Deixe o coração sangrar. É na solidão que você descobre a si mesmo

Deixe o coração sangrar. É na solidão que você descobre a si mesmo

Um dia, chega o período conturbado da vida; uma fase em que os mais sinceros sentimentos despertam de suas profundezas. Fica tudo meio confuso. Diante de porquês sem respostas, a angústia surge impiedosa: atropela certezas e derruba conquistas. Morando só ou acompanhado, sua casa parece grande, gelada e vazia. Sem rumo, você não sabe se vai ou se fica, se resiste ou se se entrega. Por fim, você se abandona. E fica completamente sozinho.

Resta o silêncio da voz que antes cantava alegria. Resta também o barulho da chuva. Porque chove lá fora e você se molha por dentro. Você deseja afogar os seus tormentos; nadar em mágoas para a enxurrada de lágrimas levar desilusões embora.

Entretanto, seus compromissos seguem indiferentes às suas lamúrias. Enquanto a vida chove, você entra no piloto automático. Acorda. Trabalha. Dorme. E se torna um sonâmbulo de sonhos perdidos.

Para sentir a si mesmo e os seus segredos, você acaba se afastando de tudo e de todos. É o seu tempo de reflexão. Tempo de olhar para o “Holden Caulfield” dentro de você. Pode ser por rebeldia ou qualquer coisa que o valha. Mas também pode ser por medo, incerteza ou exaustão.

Seus campos internos estão alagados. O fluxo de seu sangue carrega suas dores.
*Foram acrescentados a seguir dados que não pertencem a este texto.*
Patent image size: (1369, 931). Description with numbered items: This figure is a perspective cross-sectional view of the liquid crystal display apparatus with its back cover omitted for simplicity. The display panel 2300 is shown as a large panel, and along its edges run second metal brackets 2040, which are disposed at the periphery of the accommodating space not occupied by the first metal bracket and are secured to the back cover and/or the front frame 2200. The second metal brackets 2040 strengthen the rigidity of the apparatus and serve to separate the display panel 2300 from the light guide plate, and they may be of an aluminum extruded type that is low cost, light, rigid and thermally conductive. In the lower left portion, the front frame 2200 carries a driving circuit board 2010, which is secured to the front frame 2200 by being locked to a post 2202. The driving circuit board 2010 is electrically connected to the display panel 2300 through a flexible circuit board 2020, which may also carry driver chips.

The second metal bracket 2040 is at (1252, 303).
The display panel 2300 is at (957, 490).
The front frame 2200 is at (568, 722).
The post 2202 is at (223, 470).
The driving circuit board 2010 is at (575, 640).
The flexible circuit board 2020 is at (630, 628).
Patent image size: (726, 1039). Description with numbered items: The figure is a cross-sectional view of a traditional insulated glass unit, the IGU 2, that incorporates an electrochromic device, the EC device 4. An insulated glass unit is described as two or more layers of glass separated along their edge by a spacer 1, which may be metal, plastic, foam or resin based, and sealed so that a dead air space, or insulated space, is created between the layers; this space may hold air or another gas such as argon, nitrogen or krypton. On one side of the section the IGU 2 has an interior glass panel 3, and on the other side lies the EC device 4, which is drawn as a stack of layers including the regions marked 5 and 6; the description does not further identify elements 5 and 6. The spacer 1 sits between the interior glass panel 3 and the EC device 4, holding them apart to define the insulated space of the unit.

As águas frias que te percorrem vão direto ao buraco cravado no peito. Neste isolamento momentâneo de si mesmo, chega a hora de decidir: ou você pula no buraco, ou se segura na beira desse abismo e apanha suas dores — antes que elas afundem o seu coração.

Ao agarrar-se a cada dor que te levaria ao precipício, você aprende a deixar doer. Como disse Clarice Lispector, “sentimentos são água de um instante”. Ao mergulhar em seu sofrimento, você aprende a sentir: quando a alma dói, é possível enxergar a poesia através da solidão.

É que a solidão só passa quando você se entrega a ela; não como um vencido, mas como quem enfrenta o incompreensível. Você se agarra a si mesmo e não se permite cair em desespero.

Por mais que este exílio sufoque e desalinhe a alma, você continua nadando firme contra a correnteza que te leva para longe de você mesmo. Nesse anoitecer sem estrelas, você encontra a inspiração do poeta: solidão é compor vida com a arte de não morrer.

Nessa tempestade de dores e trovões, logo seus campos alagados serão um terreno de semeadura. Mesmo que nesse momento a vida tenha se tornado uma vereda inexplicável, você refresca o coração com a poesia de João Guimarães Rosa: “Sofre, sofre, depressa, que é para as alegrias novas poderem vir…”

É assim que prossegue a vida, em seus ciclos e a seu tempo. Ciclos de chuva e sol; tempo de chorar e brilhar. Caminhando nessa estrada de palavras, sentidos e sonhos, você sabe que a melhor parte é poder voltar para casa. Voltar para todos a sua volta. Voltar para dentro de você.